The record is aptly titled, as each of the sixteen tracks displays a variety of ways in which a song’s logic can emerge during the exploration of an unplanned, uncharted path. Bassist Clyde Reed and drummer Carson Halley are pivotal, as their ability to follow and lock in behind the horns offers structure, yes—but not so much structure that tenorist Halley and trombonist Michael Vlatkovich are restricted in their ability to seek out new options within each song. One can tell that Carson Halley has indeed been influenced by both the rock and jazz traditions, as his eagerness to bring a driving beat to a lot of the songs really enhances the group’s dynamic power. And Vlatkovich and Halley have a great rapport as well, alternately interweaving spontaneously-conceived lines and shadowing each other’s moves as they see fit. This definitely sounds like a band that has worked closely together for years, as their fluidity and intuition are evident on each cut. It’s also worth noting that these guys know when to enter and exit, without overstaying their welcome: with no track extending beyond seven minutes, and most a good deal shorter than that, there’s no pointless meandering. The overall effect on the listener is to want a bit more, which is a fine thing when the music is this good.

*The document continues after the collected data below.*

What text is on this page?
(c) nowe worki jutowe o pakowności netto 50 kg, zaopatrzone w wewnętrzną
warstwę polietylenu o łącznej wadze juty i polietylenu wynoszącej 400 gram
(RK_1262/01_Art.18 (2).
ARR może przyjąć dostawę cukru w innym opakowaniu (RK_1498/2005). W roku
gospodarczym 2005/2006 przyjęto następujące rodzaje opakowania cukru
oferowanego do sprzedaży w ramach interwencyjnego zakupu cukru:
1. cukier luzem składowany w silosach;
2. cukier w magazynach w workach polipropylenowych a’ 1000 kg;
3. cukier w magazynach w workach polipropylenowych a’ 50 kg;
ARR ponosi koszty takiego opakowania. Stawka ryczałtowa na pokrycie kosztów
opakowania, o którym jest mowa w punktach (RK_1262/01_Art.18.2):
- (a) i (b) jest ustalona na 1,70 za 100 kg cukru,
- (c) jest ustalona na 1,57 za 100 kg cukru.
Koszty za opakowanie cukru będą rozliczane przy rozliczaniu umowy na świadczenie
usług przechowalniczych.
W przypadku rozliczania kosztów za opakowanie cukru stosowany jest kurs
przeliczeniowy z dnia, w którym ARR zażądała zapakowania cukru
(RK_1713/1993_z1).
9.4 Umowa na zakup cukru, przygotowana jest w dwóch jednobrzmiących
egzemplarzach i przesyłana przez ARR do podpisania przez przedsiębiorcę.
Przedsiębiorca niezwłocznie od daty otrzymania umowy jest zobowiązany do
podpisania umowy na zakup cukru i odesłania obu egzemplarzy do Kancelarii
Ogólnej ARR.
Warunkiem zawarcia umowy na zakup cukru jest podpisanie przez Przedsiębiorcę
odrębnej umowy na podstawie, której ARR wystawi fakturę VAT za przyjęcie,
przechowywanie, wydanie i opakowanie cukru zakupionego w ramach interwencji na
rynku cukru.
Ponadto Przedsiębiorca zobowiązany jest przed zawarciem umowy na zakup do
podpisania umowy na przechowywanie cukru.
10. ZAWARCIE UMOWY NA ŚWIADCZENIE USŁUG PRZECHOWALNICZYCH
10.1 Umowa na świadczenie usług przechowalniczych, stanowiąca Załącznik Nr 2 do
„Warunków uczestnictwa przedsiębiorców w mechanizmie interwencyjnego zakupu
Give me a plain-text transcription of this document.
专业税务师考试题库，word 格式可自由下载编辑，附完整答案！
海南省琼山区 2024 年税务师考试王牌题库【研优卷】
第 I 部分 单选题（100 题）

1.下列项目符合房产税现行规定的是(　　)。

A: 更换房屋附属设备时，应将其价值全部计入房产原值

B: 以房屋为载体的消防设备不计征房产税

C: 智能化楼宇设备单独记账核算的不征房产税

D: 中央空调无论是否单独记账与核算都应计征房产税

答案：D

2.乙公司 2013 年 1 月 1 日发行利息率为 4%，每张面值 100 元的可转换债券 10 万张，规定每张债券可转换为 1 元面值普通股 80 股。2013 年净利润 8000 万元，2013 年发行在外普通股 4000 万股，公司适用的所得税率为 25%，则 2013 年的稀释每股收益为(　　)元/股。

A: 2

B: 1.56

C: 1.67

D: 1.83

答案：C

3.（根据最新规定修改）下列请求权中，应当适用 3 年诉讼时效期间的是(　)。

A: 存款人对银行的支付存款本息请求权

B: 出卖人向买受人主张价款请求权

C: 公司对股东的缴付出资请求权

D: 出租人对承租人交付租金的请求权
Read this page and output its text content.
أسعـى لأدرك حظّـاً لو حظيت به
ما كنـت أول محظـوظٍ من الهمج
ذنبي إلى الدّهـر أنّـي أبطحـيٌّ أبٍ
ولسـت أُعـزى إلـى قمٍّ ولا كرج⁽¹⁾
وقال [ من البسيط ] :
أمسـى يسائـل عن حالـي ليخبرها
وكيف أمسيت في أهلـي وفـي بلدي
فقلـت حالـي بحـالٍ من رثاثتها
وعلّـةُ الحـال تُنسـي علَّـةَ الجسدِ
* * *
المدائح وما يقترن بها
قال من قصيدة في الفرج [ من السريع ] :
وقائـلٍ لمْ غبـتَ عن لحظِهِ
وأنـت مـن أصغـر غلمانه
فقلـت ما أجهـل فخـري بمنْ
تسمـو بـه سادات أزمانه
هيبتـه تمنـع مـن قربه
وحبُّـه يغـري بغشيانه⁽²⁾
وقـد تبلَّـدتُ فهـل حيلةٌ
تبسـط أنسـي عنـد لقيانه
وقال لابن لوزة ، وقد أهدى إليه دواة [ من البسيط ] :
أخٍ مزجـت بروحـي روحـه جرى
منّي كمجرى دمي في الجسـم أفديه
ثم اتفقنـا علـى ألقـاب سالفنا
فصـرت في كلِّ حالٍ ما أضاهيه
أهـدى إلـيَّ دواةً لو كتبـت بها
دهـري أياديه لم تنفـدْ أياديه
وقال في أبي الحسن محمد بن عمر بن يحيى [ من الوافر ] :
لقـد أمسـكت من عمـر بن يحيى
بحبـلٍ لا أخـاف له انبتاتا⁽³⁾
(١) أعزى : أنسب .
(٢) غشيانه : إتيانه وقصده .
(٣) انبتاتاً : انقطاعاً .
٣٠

Highlights include the record’s opener, “Analog Counterpoint,” a bouncy, spirited piece featuring just Halley with the rhythm section; “Riding the Trade Winds,” where you can hear Halley channeling a bit of Newk’s “St. Thomas” with an infectious calypso-esque rhythm; “Metal Buzz,” offering a terrific unaccompanied dialogue between Halley and Vlatkovich; and “The Shove,” a propulsive burner with especially effective punchy drumwork from Carson Halley. But truthfully, there are engaging moments throughout the disc, as each track provides a distinctive and well-executed statement. Definitely a record worth getting!